Monday, June 6, 2011

I intended to read a few pages of Gilead to calm my soul after a remarkably unpleasant close. Instead I finished that wonderful book.

---

"...there is an absolute disjunction between our Father's love and our deserving. Still, when I see this same disjunction between human parents and children, it always irritates me a little. (I know you will be and I hope you are an excellent man, and I will love you absolutely if you are not.)"

"These people who can see right through you never quite do you justice, because they never give you credit for the effort you're making to be better than you actually are, which is difficult and well meant and deserving of some little notice."

"It is one of the best traits of good people that they love where they pity. And this is truer of women than of men. So they get themselves into situations that are harmful to them. I have seen this happen many, many times. I have always had trouble finding a way to caution against it. Since it is, in a word, Christlike."

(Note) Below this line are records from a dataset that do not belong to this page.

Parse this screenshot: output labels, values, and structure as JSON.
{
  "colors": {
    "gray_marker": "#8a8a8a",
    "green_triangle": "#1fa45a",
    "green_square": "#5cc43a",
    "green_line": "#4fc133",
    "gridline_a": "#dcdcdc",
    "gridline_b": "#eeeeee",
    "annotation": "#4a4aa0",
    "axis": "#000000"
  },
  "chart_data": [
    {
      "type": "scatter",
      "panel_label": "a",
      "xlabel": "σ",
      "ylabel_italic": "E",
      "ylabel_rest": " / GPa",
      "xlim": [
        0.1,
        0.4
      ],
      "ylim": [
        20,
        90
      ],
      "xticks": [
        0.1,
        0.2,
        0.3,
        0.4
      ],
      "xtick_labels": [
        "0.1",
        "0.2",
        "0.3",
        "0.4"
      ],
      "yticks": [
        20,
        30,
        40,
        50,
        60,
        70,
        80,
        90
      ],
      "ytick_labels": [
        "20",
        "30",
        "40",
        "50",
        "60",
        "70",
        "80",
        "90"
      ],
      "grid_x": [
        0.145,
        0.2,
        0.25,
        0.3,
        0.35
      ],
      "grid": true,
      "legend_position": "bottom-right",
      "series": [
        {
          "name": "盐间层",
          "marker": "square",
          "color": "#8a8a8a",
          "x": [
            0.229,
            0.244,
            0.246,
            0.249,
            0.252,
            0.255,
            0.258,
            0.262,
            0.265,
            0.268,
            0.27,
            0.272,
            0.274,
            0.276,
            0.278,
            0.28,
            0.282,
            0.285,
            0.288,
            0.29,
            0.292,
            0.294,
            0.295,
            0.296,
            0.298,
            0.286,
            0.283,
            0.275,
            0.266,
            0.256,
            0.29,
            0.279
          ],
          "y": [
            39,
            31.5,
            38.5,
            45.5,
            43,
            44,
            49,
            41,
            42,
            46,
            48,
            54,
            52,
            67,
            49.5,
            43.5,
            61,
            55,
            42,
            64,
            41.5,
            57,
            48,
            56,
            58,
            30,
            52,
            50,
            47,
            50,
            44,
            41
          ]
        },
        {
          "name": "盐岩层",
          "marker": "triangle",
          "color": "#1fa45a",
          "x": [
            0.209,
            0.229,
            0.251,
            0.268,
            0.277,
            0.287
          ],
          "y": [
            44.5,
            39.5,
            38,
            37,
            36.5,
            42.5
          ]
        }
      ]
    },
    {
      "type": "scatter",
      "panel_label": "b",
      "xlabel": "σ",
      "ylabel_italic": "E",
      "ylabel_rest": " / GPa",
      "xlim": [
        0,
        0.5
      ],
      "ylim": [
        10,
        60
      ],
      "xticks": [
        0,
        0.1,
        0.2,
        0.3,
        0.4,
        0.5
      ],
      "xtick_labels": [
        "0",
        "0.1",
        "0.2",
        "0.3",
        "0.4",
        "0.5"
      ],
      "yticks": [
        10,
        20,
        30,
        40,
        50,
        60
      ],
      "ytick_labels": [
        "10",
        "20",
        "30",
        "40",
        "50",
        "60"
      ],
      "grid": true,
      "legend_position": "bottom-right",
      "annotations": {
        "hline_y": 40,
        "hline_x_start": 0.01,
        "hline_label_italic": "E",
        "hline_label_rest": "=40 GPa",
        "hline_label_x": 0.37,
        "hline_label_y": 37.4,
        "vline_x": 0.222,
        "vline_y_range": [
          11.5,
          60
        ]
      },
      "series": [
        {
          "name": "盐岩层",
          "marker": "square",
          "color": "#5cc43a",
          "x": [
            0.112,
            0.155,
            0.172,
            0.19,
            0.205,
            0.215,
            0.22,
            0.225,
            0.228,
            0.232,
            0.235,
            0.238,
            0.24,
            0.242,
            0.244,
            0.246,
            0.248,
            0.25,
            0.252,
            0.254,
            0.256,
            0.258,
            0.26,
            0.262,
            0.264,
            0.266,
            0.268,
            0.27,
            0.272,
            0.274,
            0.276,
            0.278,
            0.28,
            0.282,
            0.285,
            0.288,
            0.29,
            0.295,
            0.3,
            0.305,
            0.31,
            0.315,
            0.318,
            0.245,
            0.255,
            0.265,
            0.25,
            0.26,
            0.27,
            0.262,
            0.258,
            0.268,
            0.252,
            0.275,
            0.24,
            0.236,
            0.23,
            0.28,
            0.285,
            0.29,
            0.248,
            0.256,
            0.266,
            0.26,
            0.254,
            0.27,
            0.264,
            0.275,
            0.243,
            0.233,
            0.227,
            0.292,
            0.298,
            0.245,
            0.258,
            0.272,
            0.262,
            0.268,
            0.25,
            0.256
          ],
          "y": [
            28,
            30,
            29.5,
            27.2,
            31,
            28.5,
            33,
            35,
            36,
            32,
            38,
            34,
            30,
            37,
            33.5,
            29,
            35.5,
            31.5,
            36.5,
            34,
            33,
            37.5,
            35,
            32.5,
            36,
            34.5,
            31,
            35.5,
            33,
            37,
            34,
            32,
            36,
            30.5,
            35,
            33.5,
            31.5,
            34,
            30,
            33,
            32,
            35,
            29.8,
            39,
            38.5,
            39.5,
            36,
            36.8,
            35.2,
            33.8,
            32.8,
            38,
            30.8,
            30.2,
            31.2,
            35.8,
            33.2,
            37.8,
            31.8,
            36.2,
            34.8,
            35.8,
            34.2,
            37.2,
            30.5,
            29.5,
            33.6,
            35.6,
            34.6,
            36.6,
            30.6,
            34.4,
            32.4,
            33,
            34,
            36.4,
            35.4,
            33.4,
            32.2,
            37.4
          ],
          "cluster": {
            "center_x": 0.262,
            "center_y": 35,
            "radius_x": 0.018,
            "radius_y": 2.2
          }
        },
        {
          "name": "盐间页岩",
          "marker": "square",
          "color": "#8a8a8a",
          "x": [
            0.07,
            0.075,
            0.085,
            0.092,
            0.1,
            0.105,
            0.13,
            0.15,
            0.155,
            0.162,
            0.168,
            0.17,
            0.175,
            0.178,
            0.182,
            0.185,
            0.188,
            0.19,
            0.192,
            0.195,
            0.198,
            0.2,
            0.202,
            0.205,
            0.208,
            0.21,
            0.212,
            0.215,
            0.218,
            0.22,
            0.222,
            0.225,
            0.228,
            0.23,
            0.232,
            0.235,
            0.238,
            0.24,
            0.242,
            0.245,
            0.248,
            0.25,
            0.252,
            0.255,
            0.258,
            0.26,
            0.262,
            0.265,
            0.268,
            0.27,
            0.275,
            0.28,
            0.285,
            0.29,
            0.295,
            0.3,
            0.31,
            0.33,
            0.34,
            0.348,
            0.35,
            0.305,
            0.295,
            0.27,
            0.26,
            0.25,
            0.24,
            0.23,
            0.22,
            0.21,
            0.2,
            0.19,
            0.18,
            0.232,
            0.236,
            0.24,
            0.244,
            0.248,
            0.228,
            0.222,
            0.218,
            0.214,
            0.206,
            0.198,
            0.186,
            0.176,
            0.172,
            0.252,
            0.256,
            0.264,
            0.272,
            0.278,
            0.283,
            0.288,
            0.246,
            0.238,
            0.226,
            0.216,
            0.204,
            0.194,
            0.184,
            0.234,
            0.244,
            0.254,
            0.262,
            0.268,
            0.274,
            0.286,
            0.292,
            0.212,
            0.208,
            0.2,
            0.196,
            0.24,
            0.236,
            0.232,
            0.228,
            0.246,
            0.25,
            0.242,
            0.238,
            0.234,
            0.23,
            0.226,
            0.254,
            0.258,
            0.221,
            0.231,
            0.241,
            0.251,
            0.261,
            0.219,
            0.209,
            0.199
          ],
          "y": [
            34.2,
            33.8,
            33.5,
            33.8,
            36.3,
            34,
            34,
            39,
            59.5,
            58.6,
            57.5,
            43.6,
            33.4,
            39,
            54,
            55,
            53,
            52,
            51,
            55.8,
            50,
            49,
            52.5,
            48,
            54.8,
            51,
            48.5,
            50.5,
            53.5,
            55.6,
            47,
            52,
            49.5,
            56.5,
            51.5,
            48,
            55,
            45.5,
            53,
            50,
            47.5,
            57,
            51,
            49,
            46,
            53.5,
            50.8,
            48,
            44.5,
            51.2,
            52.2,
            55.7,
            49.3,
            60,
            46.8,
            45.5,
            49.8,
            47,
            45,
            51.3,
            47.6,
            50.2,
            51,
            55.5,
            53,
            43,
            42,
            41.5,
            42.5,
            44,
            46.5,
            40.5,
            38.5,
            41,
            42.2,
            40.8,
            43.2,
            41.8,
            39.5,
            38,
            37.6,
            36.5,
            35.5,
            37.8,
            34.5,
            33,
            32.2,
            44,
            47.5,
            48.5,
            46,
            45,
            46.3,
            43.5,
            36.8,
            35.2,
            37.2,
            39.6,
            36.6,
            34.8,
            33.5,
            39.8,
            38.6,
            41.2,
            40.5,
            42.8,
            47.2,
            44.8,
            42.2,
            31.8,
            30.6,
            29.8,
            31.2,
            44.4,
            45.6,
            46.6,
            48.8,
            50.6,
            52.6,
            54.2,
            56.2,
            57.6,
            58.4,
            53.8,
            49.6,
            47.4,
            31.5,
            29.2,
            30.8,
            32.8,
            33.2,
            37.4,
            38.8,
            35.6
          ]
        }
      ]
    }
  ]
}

"In every important way we are such secrets from each other, and I do believe that there is a separate language in each of us, also a separate aesthetics and a separate jurisprudence. Every single one of us is a little civilization built on the ruins of any number of preceding civilizations, but with our own variant notions of what is beautiful and what is acceptable--which, I hasten to add, we generally do not satisfy and by which we struggle to live. We take fortuitous resemblances among us to be actual likeness, because those around us have also fallen heir to the same customs, trade in the same coin, acknowledge, more or less, the same customs, the same notions of decency and sanity. But all that really just allows us to coexist with the inviolable, untraversable, and utterly vast spaces between us."

---

Yet I am not calmed.

That isn't quite true. I feel peace, but my mind is unprepared for sleep. Which is a problem, as I work again in less than six hours.